Yes, $Out(F_n)$ is of type $FP_\infty$.
Too see why, first, the group $Out(F_n)$ has a torsion free subgroup of finite index (a theorem of Serre), namely $$IA_n(\mathbb{Z}/3\mathbb{Z}) = \text{kernel} \bigl( Out(F_n) \to SL(n,\mathbb{Z}/3\mathbb{Z})\bigr) $$
Second, $FP_\infty$ is invariant under passage to subgroups of finite index. So it suffices to prove that $IA_n(\mathbb{Z}/3\mathbb{Z})$ is $FP_\infty$.
Third, $Out(F_n)$ acts properly discontinuously on a contractible simplicial complex with finitely many orbits of cells and finite cell stabilizers, namely $K_n =$ the spine of outer space $X_n$ (see Vogtmann's survey).

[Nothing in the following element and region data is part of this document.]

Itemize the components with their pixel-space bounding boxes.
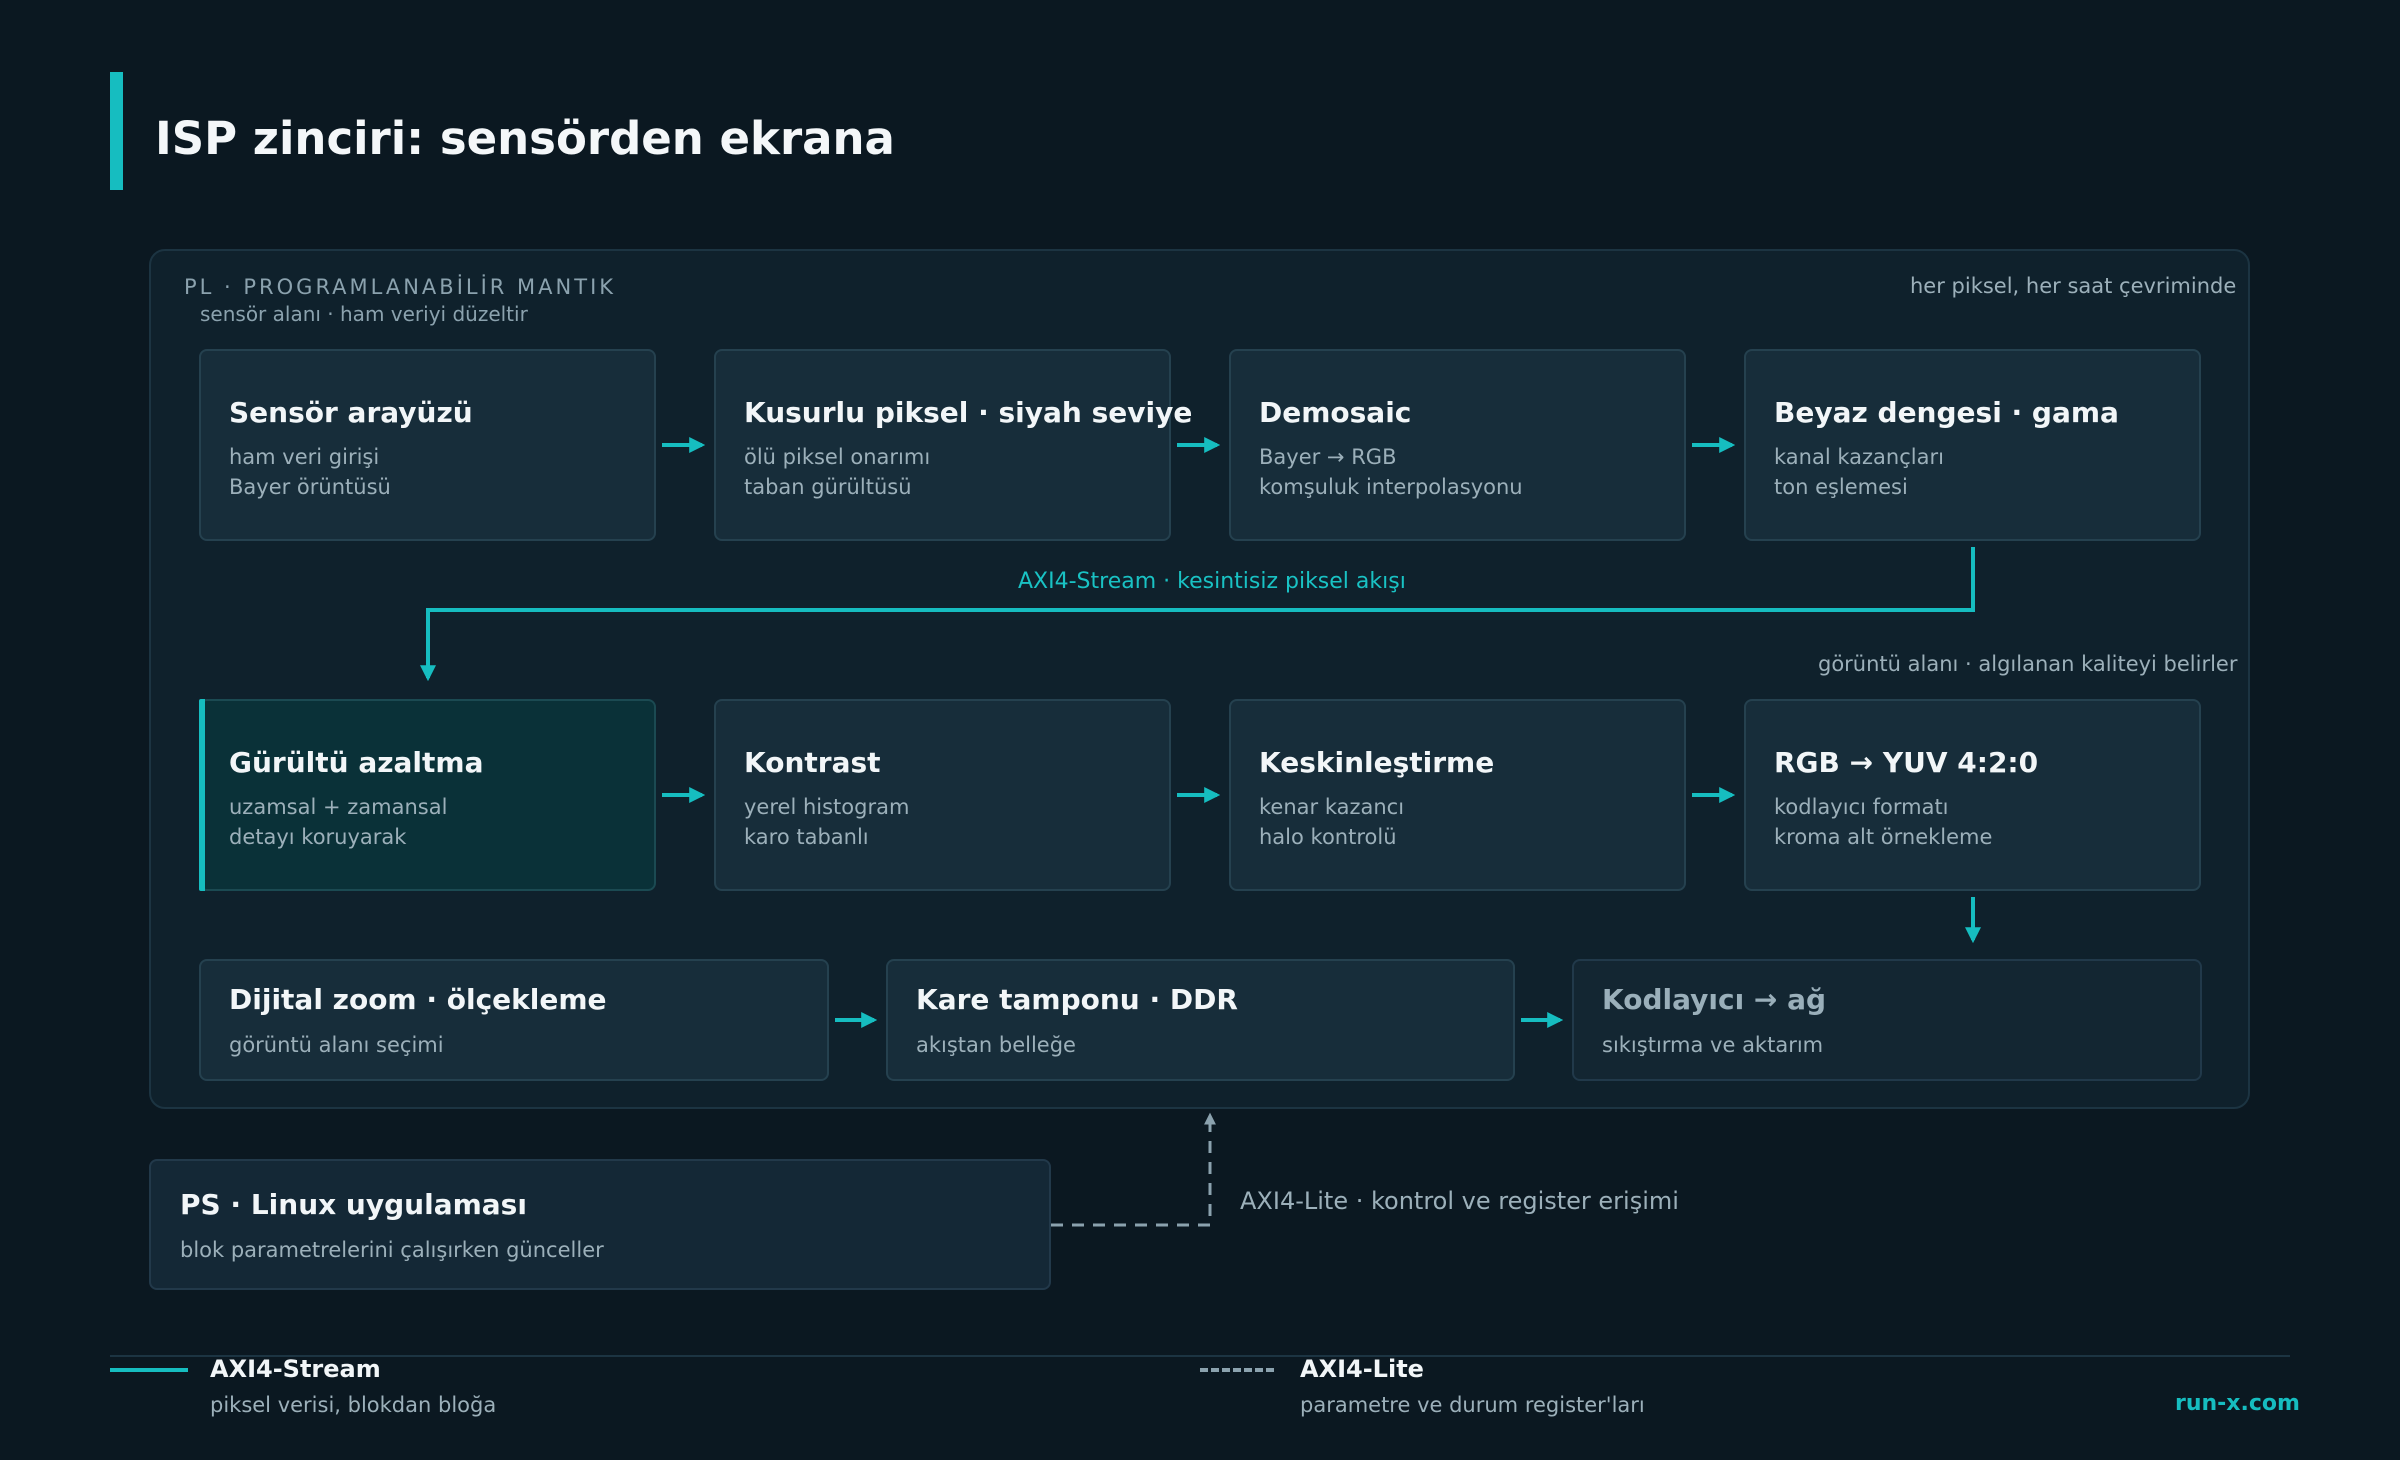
legend-lite-swatch (1200, 1368, 1274, 1372)
legend-lite-title: AXI4-Lite (1300, 1355, 1424, 1383)
stream-wrap-arrow (420, 547, 1975, 682)
brand-logo-text[interactable]: run-x.com (2175, 1391, 2300, 1416)
legend-stream-title: AXI4-Stream (210, 1355, 381, 1383)
axi-lite-dashed-arrow (1051, 1112, 1216, 1227)
legend-stream-subtitle: piksel verisi, blokdan bloğa (210, 1393, 497, 1417)
connector-layer (420, 437, 1981, 1227)
legend-lite-subtitle: parametre ve durum register'ları (1300, 1393, 1645, 1417)
legend-stream-swatch (110, 1368, 188, 1372)
footer-divider (110, 1355, 2290, 1357)
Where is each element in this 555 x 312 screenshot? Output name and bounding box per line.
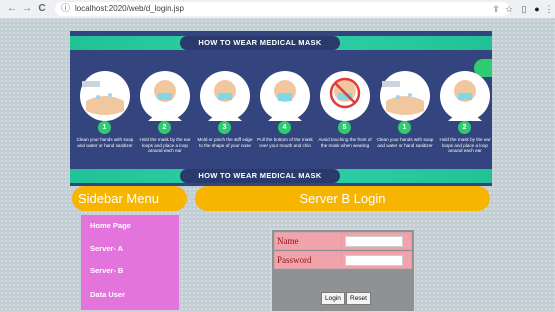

Finally, the restricted action of $IA_n(\mathbb{Z}/3\mathbb{Z})$ on $K_n$ is not only properly discontinuous, and not only has finitely many orbits of cells, but its cell stabilizers are trivial (because it is torsion free and is the restriction of a properly discontinuous action with finite cell stabilizers). The action of $IA_n(\mathbb{Z}/3\mathbb{Z})$ on $K_n$ is therefore free. This is enough to conclude that $IA_n(\mathbb{Z}/3\mathbb{Z})$ is $FP_\infty$.